Ante tal escenario ¿existe en la práctica algún plan de gestión desarrollado por el Estado? “No existe una conciencia real de la cuenca ni una acción política como tal. Creo que los pobladores locales, a esta altura, tienen más conciencia de cuenca que quienes gobiernan la región”, admite de la Cruz asegurando que cada jurisdicción maneja lo suyo y se ocupa de que el manejo del otro no lo afecte demasiado, a pesar, que existe una Comisión Trinacional, estudios y comités de coordinación de la cuenca.

Hace unos días atrás el diario ABC de Paraguay publicó un artículo donde el titular de la Comisión Nacional del Pilcomayo, Ing. Lucio Amarilla, explicaba que el topamiento de la cuenca no era un problema de Paraguay sino que se debía a que Argentina no había limpiado sus canales, lo que llevo a que los mismo se taparon. Para De la Cruz, además de no ser cierto, esto demuestra el altísimo nivel de des gobernabilidad que existe en la cuenca, a pesar de la estructura institucional que existe. “Entonces lo que tenemos es, por un lado, la inacción del Estado y, por otro, a un sector empresario con una falta de responsabilidad total hacia la cuenca”, aseguró.
Según relata el coordinador general del FUNGIR, por un lado se encuentran los ganaderos de Paraguay exigiendo que el agua ingrese a sus campos y reteniéndola ilegalmente mediante represas privadas.
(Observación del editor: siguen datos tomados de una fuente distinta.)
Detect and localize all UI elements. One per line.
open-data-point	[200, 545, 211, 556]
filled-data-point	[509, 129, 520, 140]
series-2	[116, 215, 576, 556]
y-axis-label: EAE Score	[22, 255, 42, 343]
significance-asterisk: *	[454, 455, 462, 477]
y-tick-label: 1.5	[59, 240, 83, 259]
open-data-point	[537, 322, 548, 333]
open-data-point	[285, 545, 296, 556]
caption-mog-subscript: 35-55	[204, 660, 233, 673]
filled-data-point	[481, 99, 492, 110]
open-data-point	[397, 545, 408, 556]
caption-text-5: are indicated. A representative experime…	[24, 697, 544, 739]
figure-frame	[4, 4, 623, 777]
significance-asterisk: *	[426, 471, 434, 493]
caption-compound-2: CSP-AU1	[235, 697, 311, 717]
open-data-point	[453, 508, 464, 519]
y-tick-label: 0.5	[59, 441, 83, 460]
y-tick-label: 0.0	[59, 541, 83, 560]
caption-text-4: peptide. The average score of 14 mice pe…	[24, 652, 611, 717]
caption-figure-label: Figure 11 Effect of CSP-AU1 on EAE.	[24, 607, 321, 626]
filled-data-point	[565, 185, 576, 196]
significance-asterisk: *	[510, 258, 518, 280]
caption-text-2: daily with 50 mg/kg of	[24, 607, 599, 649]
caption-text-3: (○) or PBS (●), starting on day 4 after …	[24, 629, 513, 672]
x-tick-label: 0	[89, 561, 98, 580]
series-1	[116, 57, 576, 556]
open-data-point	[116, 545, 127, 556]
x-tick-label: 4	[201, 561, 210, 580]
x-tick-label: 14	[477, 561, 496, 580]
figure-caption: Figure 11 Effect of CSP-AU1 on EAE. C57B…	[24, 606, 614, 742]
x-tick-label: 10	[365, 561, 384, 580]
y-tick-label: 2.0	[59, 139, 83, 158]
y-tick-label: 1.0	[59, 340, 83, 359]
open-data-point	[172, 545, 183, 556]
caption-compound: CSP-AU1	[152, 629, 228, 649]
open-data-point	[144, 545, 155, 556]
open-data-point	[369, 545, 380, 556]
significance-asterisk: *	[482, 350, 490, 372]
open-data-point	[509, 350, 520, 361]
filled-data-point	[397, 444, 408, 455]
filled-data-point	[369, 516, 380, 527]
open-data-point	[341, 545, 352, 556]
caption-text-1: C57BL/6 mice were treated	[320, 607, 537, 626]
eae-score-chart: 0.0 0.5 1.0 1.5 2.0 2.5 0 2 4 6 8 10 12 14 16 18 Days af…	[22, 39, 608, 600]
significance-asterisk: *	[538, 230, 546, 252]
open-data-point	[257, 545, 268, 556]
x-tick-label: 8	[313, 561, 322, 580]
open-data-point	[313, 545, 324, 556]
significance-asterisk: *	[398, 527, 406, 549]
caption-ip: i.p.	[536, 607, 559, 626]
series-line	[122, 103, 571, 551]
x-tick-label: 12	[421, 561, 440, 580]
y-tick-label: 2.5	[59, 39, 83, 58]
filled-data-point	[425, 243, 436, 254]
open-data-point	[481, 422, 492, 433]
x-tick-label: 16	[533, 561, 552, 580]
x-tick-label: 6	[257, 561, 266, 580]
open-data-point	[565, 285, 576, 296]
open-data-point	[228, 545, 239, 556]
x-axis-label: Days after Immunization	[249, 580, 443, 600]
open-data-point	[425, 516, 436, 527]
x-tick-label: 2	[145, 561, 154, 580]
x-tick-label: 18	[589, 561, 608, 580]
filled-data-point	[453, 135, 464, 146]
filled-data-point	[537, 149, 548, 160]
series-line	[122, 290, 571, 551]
Por otro lado, todo el modelo productivo que propugna el gobierno de Formosa, con un aprovechamiento de las aguas de derrame del Pilcomayo, merced a obras de infraestructura como el complejo hidrovial de la Ruta 28, sus canales y las compuertas del sistema Salado-Porteño, que impiden totalmente el paso de los peces aguas arriba, excepto en un período muy corto, en donde la mayoría de las veces no coincide la llegada de los cardúmenes con los niveles de agua sobre el vertedero de la obra. “Un aprovechamiento sólo hídrico del sistema, que afecta mucho al desarrollo ictícola, sin contemplar las consecuencias ecológicas”, afirma De la Cruz.
A esta situación se la suma la pesca comercial desde Salta hasta Villamontes, en el período invernal, la cual impacta de una manera aún no evaluada sobre los sistemas naturales. Esta pesca comercial cuenta con restricciones que no se cumplen en general por falta de controles y absoluta falta de responsabilidad de los concesionarios pesqueros y compradores. Si bien la cancillería Argentina realiza esfuerzo, estos no llegan a ser suficientes. “Hasta que no haya un entendimiento claro del concepto y las prácticas concomitantes relativas a la cuenca y una decisión política trinacional, no veo factible un manejo sustentable de la misma”, sintetiza de la Cruz.
Al cierre de esta edición, la municipalidad boliviana de Villamontes, con el apoyo de REDES Chaco, recibía a los gobiernos, ONGs y comunidades aledañas para proponer soluciones para enfrentar la situación crítica del Pilcomayo.